The Jordan River Watershed in Michigan is an excellent natural laboratory to examine the influences of changes in land cover and climate on a stream ecosystem. Discharge in this river is dominated by groundwater inflows through coarse-textured glacial sediments that promote groundwater recharge and allow little overland runoff. Due to high recharge and a thick unconsolidated aquifer underlying the watershed, the Jordan River has one of the highest baseflow indexes of any gaged watershed in the US. Anthropogenic land use disturbances began in the late 19th century, involving extensive clearcut logging, forest fires, agricultural development of marginal lands, subsequent abandonment, followed by reforestation. Prior to development, local accounts indicate that the Jordan River was primarily gravel-bottomed, supplying ideal spawning grounds for a population of Grayling trout. The channel is now a mixed gravel-sand bottom, which transports large quantities of sand, particularly in its upper reaches. Like most streams in the region, it no longer supports Grayling.

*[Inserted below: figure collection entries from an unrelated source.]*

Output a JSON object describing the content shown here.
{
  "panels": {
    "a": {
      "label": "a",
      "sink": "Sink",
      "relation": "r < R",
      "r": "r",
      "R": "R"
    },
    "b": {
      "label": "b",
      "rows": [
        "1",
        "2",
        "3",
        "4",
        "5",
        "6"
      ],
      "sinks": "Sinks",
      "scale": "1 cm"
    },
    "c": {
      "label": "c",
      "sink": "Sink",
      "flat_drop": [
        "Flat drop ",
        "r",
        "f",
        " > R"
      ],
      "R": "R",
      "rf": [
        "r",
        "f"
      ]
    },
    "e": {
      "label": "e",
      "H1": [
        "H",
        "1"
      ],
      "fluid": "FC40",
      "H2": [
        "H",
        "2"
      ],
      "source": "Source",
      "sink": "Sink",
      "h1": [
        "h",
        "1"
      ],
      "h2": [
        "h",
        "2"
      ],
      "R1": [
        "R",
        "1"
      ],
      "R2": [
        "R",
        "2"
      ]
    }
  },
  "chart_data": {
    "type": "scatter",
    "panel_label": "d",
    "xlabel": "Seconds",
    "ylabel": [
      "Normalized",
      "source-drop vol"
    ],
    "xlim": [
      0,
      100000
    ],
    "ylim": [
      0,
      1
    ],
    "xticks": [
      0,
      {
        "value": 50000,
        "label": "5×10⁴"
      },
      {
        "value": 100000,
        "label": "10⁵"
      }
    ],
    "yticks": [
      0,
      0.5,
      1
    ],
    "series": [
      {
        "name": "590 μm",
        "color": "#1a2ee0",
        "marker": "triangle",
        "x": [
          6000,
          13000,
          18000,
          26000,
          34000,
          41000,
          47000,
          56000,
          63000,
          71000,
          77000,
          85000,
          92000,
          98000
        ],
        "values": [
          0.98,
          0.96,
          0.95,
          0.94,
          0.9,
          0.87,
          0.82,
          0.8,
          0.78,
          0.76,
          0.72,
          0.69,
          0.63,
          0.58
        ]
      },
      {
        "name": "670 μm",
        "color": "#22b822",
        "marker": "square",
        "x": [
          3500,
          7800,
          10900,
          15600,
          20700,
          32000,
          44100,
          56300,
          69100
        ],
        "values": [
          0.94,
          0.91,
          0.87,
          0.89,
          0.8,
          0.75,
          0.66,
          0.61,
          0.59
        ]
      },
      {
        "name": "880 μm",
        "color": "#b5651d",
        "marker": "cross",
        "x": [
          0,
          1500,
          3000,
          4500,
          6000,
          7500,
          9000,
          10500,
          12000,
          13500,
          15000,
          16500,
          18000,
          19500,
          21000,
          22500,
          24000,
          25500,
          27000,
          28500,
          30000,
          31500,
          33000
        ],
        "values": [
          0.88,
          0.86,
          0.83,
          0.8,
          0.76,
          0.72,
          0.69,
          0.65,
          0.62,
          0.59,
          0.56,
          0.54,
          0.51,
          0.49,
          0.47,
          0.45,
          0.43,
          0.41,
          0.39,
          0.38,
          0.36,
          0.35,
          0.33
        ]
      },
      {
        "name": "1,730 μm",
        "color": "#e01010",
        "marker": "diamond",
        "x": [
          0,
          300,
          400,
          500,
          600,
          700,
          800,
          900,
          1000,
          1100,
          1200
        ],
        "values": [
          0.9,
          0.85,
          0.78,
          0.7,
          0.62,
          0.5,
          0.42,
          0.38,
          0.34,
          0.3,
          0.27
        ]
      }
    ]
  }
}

We simulate sediment and water fluxes within the Jordan River watershed using the Integrated Landscape Hydrology Model (ILHM) to test hypotheses about the causes of changes in the sediment transport regime related to land use (including deforestation, fires, landslides, agricultural development, etc.) and climate change during the last century. Simulations representing land use and climate conditions circa 1900 are compared to modern conditions and forecast scenarios driven by statistically-downscaled climate model outputs. These backcast and forecast simulations offer context for the current state of the system and its trajectory during the coming century.